Direct electrodeposition of Graphene enhanced conductive polymer on microelectrode for biosensing application

- A electrochemical method for co-deposition of PEDOT with graphene on microelectrode is proposed.
- The electrochemical performance of PEDOT-graphene modified microelectrode is better than PEDOT-GO modified one.
- A reaction mechanism of the co-deposition was proposed and demonstrated by microstructure observation.
- The good mechanical stability of the PEDOT-graphene was verified by ultrasonication and CV scanning test.
- PEDOT-graphene modified microelectrode recorded higher quality spikes and LFPs than the unmodified one.

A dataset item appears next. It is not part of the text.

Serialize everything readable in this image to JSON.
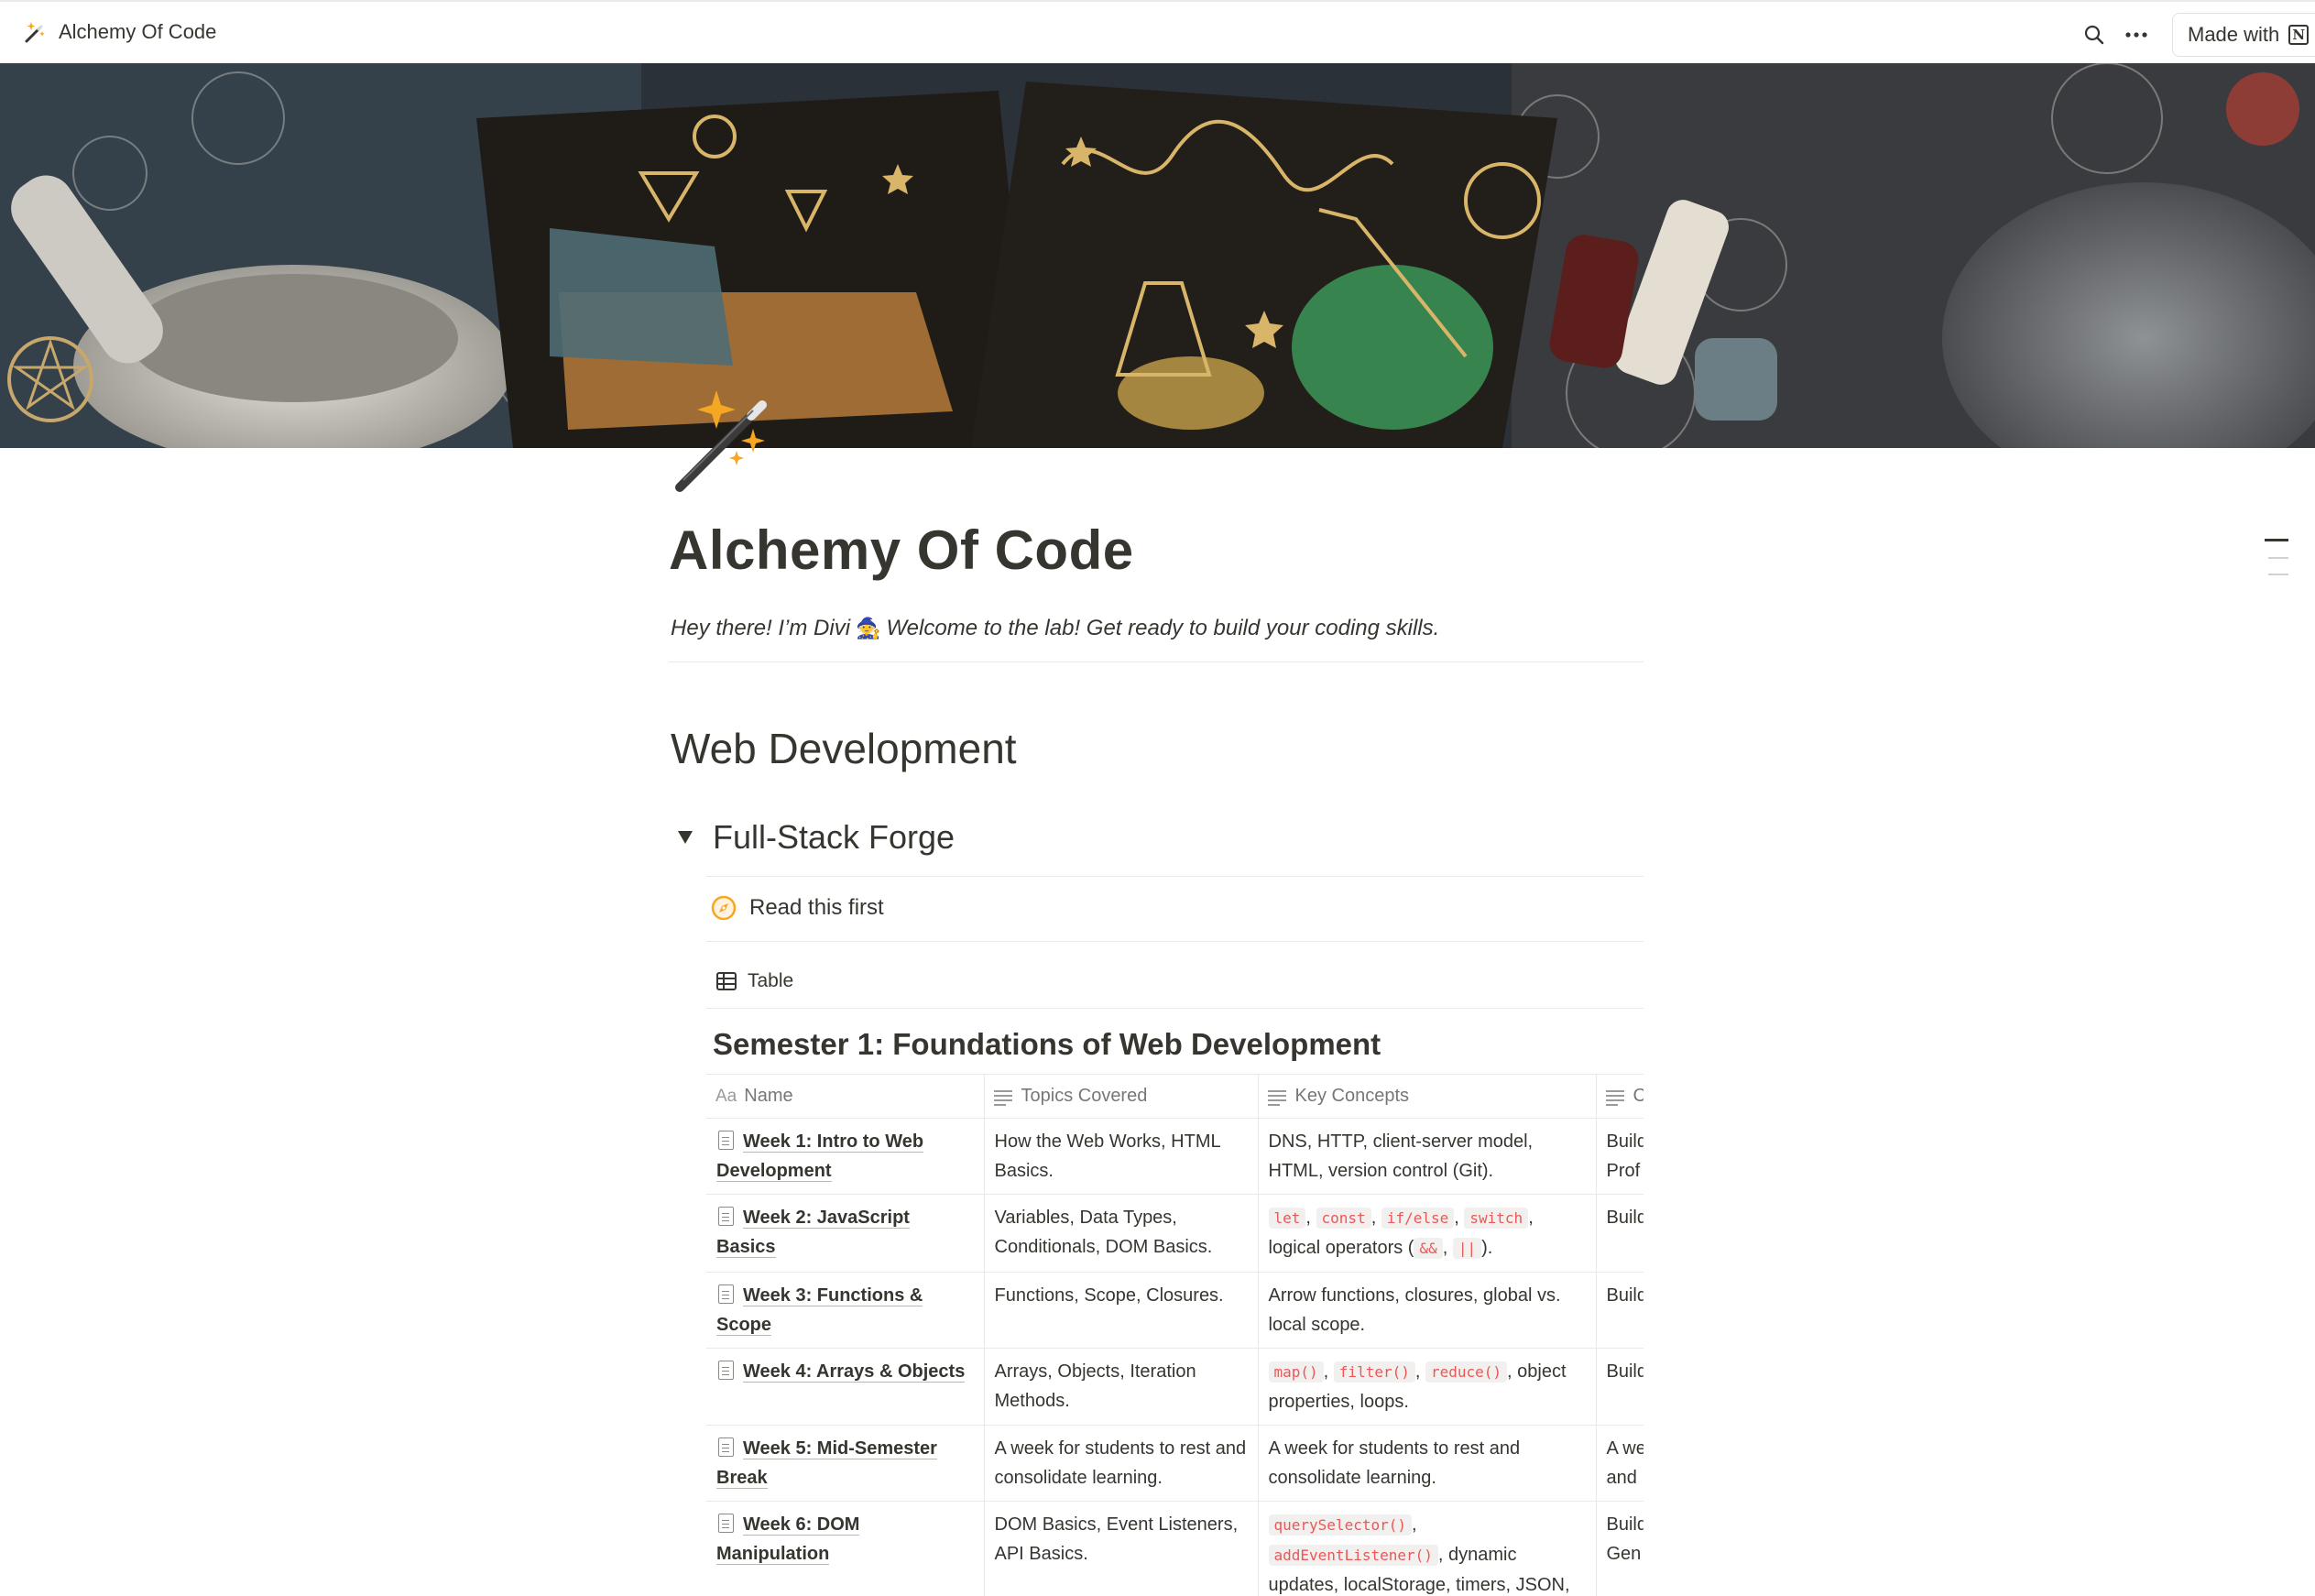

Engineering of neural interface with nanomaterials for high spatial resolution neural recording and stimulation is still hindered by materials properties and modification methods. Recently, poly(3,4-ethylene-dioxythiophene) (PEDOT) has been widely used as an electrode-tissue interface material for its good electrochemical property. However, cracks and delamination of PEDOT film under pulse stimulation are found which restrict its long-term applications. This paper develops a flexible electrochemical method about the co-deposition of graphene with PEDOT on microelectrode sites to enhance the long-term stability and improve the electrochemical properties of microelectrode. This method is unique and profound because it co-deposits graphene with PEDOT on microelectrode sites directly and avoids the harmful post reduction process. And, most importantly, significantly improved electrochemical performances of the modified microelectrodes (compared to PEDOT-GO) are demonstrated due to the large effective surface area, good conductivity and excellent mechanical property of graphene. Furthermore, the good mechanical stability of the composites is verified by ultrasonication and CV scanning tests. In-vivo acute implantation of the microelectrodes reveals the modified microelectrodes show higher recording performance than the unmodified ones. These findings suggest the composites are excellent candidates for the applications of neural interface.